“The implication here is that any code committed to a public repository may be accessible forever as long as there is at least one fork of that repository,” the report’s authors claim.
Am I dumb or is this exactly the purpose of forks? I feel like I’m missing something.
I’m still not sure that answers it. If I fork a project, and the upstream project commits an API key (after I’ve forked it), then they delete the commit, does this commit stay available to me (unexpected behaviour)? Or is it only if I sync that commit into my repo while it’s in the upstream repo (expected behaviour)?
Or is it talking about this from a comment here:
Someone replies and said by having garbage collection kick in it removes this unconnected commit, but it’s not clear to me whether this works for github or just the local git repo.
Perhaps the issue is that these commits are synced into upstream/downstream repos when synced when they should not be?

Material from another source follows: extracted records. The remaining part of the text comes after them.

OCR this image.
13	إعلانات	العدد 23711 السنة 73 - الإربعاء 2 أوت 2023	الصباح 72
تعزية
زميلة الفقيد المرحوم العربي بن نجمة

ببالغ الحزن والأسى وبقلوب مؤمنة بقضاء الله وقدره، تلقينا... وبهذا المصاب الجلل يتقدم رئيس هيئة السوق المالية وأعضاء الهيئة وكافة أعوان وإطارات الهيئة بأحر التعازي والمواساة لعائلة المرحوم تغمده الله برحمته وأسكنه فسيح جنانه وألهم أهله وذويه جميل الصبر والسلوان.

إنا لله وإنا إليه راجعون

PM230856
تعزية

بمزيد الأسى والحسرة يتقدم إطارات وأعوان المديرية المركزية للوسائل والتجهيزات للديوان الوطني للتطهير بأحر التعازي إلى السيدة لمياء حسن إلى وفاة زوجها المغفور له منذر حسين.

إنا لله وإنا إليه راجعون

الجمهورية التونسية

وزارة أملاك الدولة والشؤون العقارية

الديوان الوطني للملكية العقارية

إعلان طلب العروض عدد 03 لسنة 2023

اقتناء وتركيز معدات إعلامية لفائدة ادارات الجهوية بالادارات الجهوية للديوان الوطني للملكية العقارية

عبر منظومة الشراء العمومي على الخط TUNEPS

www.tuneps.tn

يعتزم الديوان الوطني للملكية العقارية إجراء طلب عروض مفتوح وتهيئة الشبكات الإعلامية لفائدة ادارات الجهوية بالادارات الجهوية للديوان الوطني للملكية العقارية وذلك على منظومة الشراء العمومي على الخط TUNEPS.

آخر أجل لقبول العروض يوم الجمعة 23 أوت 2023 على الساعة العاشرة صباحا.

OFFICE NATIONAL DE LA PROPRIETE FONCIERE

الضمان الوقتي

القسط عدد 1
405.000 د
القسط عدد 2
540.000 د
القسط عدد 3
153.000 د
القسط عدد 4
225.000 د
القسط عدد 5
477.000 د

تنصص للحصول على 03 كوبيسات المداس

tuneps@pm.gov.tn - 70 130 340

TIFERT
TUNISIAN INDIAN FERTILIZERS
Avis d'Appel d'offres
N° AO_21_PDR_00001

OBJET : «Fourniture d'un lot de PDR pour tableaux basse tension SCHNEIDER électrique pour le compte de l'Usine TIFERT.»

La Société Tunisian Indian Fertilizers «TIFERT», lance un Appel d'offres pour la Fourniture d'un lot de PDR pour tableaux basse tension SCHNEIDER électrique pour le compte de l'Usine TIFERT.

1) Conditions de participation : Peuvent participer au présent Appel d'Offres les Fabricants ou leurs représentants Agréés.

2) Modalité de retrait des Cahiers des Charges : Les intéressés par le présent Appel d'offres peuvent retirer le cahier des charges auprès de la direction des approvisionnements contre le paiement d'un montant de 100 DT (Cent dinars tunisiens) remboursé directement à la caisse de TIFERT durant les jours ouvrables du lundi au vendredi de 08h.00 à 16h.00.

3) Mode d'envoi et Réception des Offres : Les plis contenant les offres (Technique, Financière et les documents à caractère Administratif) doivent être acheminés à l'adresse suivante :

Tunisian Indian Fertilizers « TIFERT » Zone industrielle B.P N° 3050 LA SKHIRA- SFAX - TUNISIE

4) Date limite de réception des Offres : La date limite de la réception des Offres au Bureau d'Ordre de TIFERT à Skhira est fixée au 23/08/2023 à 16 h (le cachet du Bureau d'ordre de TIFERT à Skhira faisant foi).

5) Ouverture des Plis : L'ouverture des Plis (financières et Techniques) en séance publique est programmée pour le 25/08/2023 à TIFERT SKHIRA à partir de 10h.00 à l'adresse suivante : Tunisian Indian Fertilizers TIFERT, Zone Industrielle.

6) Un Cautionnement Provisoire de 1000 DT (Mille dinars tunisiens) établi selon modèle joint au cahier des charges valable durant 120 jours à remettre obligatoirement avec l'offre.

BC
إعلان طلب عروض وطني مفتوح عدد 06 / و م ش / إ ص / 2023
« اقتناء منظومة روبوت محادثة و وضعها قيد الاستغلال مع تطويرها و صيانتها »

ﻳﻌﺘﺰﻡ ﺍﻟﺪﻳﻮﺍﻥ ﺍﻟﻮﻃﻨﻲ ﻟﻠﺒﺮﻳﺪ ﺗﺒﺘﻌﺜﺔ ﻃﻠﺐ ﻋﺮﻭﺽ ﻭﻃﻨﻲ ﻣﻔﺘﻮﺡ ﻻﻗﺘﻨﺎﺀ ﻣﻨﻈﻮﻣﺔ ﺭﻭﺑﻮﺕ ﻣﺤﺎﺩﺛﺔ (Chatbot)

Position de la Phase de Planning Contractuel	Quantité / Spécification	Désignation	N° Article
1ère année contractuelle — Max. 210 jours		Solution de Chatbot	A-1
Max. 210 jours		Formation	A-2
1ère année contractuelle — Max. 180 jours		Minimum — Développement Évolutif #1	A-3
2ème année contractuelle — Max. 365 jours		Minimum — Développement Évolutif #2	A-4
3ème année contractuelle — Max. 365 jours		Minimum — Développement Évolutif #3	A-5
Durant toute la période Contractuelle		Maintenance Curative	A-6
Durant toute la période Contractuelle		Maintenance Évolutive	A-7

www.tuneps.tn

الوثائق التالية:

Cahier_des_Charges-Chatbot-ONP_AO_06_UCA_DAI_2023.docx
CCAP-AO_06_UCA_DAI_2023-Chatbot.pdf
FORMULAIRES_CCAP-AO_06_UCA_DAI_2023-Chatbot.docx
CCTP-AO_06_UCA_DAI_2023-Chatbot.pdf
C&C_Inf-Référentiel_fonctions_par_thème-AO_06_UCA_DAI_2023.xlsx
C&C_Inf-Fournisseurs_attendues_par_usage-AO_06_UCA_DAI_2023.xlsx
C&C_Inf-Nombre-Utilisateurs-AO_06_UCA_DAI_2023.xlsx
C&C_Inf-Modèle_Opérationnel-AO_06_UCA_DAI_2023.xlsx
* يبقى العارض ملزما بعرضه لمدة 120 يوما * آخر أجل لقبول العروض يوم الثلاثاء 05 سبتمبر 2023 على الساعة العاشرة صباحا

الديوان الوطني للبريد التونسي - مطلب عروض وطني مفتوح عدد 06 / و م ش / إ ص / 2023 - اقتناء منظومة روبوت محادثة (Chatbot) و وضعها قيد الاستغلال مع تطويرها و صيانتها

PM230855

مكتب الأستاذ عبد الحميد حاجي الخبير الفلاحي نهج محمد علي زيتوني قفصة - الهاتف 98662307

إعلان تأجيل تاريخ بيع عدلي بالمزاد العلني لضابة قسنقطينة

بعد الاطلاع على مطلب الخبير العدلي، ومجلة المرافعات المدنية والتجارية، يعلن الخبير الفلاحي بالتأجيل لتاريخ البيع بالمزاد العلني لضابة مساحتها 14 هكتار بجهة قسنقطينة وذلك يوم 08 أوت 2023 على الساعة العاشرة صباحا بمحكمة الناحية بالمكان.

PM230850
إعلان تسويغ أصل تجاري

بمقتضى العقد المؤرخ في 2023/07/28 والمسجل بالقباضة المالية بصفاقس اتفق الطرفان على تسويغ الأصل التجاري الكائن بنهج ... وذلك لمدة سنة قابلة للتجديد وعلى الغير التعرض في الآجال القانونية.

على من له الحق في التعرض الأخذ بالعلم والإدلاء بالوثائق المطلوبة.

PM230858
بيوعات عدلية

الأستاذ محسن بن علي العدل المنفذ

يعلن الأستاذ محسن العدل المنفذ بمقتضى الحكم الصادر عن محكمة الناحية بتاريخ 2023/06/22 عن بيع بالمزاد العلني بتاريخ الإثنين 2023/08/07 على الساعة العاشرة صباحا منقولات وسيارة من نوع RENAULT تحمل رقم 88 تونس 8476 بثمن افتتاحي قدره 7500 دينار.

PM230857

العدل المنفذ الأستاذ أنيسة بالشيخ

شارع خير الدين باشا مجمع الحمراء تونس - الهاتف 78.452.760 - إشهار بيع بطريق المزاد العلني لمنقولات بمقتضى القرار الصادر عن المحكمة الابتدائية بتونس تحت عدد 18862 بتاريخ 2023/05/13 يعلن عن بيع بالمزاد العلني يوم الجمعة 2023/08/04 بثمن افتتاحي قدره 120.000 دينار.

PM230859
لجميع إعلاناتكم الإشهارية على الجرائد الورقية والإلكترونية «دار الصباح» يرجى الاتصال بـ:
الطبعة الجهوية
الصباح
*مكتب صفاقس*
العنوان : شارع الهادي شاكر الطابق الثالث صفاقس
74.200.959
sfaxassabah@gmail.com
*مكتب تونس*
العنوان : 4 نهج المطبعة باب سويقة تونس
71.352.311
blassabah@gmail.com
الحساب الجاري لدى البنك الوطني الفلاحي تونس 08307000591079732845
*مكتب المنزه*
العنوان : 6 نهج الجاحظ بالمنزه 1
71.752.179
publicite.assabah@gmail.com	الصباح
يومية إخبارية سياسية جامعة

Like I said, I’m really confused about the specifics of this.
I think Github keeps all the commits of forks in a single pool. So if someone commits a secret to one fork, that commit could be looked up in any of them, even if the one that was committed to was private/is deleted/no references exist to the commit.
The big issue is discovery. If no-one has pulled the leaky commit onto a fork, then the only way to access it is to guess the commit hash. Github makes this easier for you:
I think all GitHub should do is prune orphaned commits from the auto-suggestion list. If someone grabbed the complete commit ID then they probably grabbed the content already anyway.